Como diz o Fernando Pessoa, o paradoxo não está em mim, o paradoxo sou eu. Eu estou eternamente fadada à essa tensão entre a ingenuidade contemplativa e os questionamentos racionais. Embora eu prefira a primeira, a segunda não deixa de me perseguir. Eu expliquei o que eu imagino ser o porquê das flores brancas perfumarem á noite, mas ressaltei as faltas de "porquês", porque essas digressões são puramente humanas, nós precisamos refletir atos, para perfumarmos, necessitamos de uma razão especifica, as flores o fazem intuitivamente.

Percebi que a minha esquizofrenia é compartilhada, você tem como fundo de tela um jardim e questiona a nossa apreciação da beleza genuína da natureza. Mas eu entendi perfeitamente o posicionamento, acho que chegamos naquela antiga discussão: a vida imita a arte ou a arte imita a vida?
Eu, amante de tudo que é belo, tenho plena convicção que a beleza sozinha não existe. Sim, as coisas simplesmente são, não são belas ou feias, boas ou más(o maniqueísmo nasce conosco). Pelo menos assim seria se o mundo fosse habitado somente por matéria irracional, mas ai surge o homem, e é nele que a beleza se cumpre. Nós somos o único medidor de beleza do universo, ai entra aquela frase, acho que dos sofistas(me corrija, por favor): "o homem é a medida de todas as coisas.". A beleza, precisa atravessar-nos para existir. Esse é o caráter humano que eu vejo na beleza.

Quanto a beleza natural ser beleza por sugerir um toque criador racional. Eu compreendo, mas não concordo, acho que o que a embeleza é justamente o mistério e a aparente casualidade, sim, porque ainda que hajam as leis da física, da biologia, da química, da matemática, sempre há algo de casual, pois não vemos(no máximo podemos crer) o dedo que toca e move tudo isso.
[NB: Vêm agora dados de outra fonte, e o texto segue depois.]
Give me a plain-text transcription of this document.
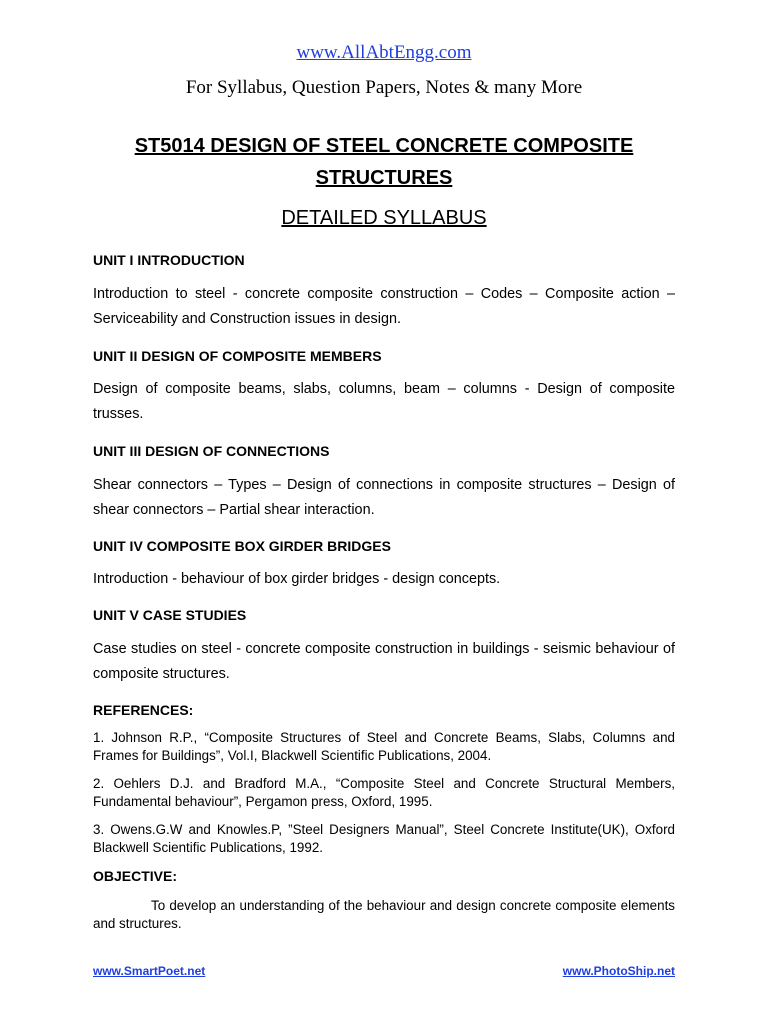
www.AllAbtEngg.com
For Syllabus, Question Papers, Notes & many More
ST5014 DESIGN OF STEEL CONCRETE COMPOSITE
STRUCTURES
DETAILED SYLLABUS

UNIT I INTRODUCTION

Introduction to steel - concrete composite construction – Codes – Composite action – Serviceability and Construction issues in design.

UNIT II DESIGN OF COMPOSITE MEMBERS

Design of composite beams, slabs, columns, beam – columns - Design of composite trusses.

UNIT III DESIGN OF CONNECTIONS

Shear connectors – Types – Design of connections in composite structures – Design of shear connectors – Partial shear interaction.

UNIT IV COMPOSITE BOX GIRDER BRIDGES

Introduction - behaviour of box girder bridges - design concepts.

UNIT V CASE STUDIES

Case studies on steel - concrete composite construction in buildings - seismic behaviour of composite structures.

REFERENCES:

1. Johnson R.P., “Composite Structures of Steel and Concrete Beams, Slabs, Columns and Frames for Buildings”, Vol.I, Blackwell Scientific Publications, 2004.

2. Oehlers D.J. and Bradford M.A., “Composite Steel and Concrete Structural Members, Fundamental behaviour”, Pergamon press, Oxford, 1995.

3. Owens.G.W and Knowles.P, ”Steel Designers Manual”, Steel Concrete Institute(UK), Oxford Blackwell Scientific Publications, 1992.

OBJECTIVE:

To develop an understanding of the behaviour and design concrete composite elements and structures.

www.SmartPoet.net	www.PhotoShip.net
As obras humanas são bonitas, só não são mais bonitas porque são propositais, pode-se imaginar o dedo do pintor pincelando as telas, as mãos de um poeta escrevendo sua obra, mas nem mesmo Kant, ou o mais racional dos homens, pode descrever ou manipular o mistério que faz uma flor florescer. É esse transcender da racionalidade que as faz bonitas.

ROQUE RASCUNHO disse...

Visualmente rico e cheio de aromas, muito bom, bravo!!! Ourivesaria total!!